Reporting from Boston -- John Lackey does not seem bitter about his departure from the Angels after 7 ½ years because they "definitely made a run to try to keep me, for sure," he said.
But the former Angels ace, who will face his old teammates for the first time in Fenway Park on Wednesday night, couldn't help but notice some irony in the Angels' failure to match the Boston Red Sox's bid for his services last winter.
"It is different," Lackey said, when asked about the Angels' tendency to let their own veterans leave as free agents. "The way they preach the team game, the way you're supposed to give it up for the team -- that's a little suspect.
"You're supposed to give up for the team; then when it comes time, they might not want to give it up for you. But I was prepared for that. That's the nature of the game today."
Lackey, 31, signed a five-year, $82.5-million deal with Boston. The Angels' final offer was four years and $60 million.
After the right-hander missed the first six weeks of 2008 and 2009 because of elbow injuries, the Angels refused to go more than four years for Lackey, even though he was their ace for four years.
So, Lackey went the way of Francisco Rodriguez, Garret Anderson, Troy Percival, Troy Glaus, Bengie Molina et al out the door.
"Their track record speaks for itself," Lackey said. "I lost so many teammates over there, guys who went to other places. It prepares you for these things."
The Angels haven't exactly thrived in Lackey's absence. Their starters entered Tuesday with a 5.24 earned-run average, second-worst in the American League.
Lackey, who is 2-1 with a 4.50 ERA in five starts, said the transition to Boston "has been a lot easier than I thought it would be." The fact he is the No. 3 starter behind Josh Beckett and Jon Lester has eased the pressure.
"It's nice to relax a bit," Lackey said. "We have several guys who have done it, and it's fun to learn from different guys."
But doesn't Lackey, who prided himself on being the "lead dog in the rotation," as Angels Manager Mike Scioscia called him, miss that label?
"Whatever," Lackey said. "I know what I am. What matters is being in the playoffs and pitching in meaningful games."
Lackey's Angels career ended on a bit of a sour note, when he felt he was pulled too early from Game 5 of the AL Championship Series against the New York Yankees last October.

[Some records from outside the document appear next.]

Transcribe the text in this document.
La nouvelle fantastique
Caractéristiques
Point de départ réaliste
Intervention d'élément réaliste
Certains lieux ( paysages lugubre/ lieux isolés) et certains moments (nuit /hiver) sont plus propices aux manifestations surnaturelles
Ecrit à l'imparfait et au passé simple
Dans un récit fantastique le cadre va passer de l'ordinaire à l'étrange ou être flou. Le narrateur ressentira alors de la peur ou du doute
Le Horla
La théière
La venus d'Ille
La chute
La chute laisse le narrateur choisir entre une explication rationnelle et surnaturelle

When Scioscia came to the mound with the bases loaded in the seventh inning of a game the Angels won, 7-6, Lackey could be seen mouthing the words, "This is my game!"
Did he shut the door on the Angels that night?
"No," said Lackey, who won Game 7 of the 2002 World Series as a rookie. "We talked about that after the game. That had no bearing on the off-season. I respect Scioscia a ton, and I think he respects me. He gave me the ball in big games. What more could you want?"
The right stuff
The Angels are convinced Joe Saunders is physically sound, but there is at some concern that his awful start -- he is 1-5 with a 7.04 ERA after Monday night's loss -- is taking a toll mentally.
"It's always in the back of your mind -- you don't want a guy to doubt his stuff," pitching coach Mike Butcher said. "He's mentally strong. Once he breaks through this, it will be a huge learning experience for him.
"He has to learn what he can control, what he does best, and that's going out there and getting ahead, controlling counts, letting his defense work for him. He has to really, really believe in his stuff. His stuff is really good."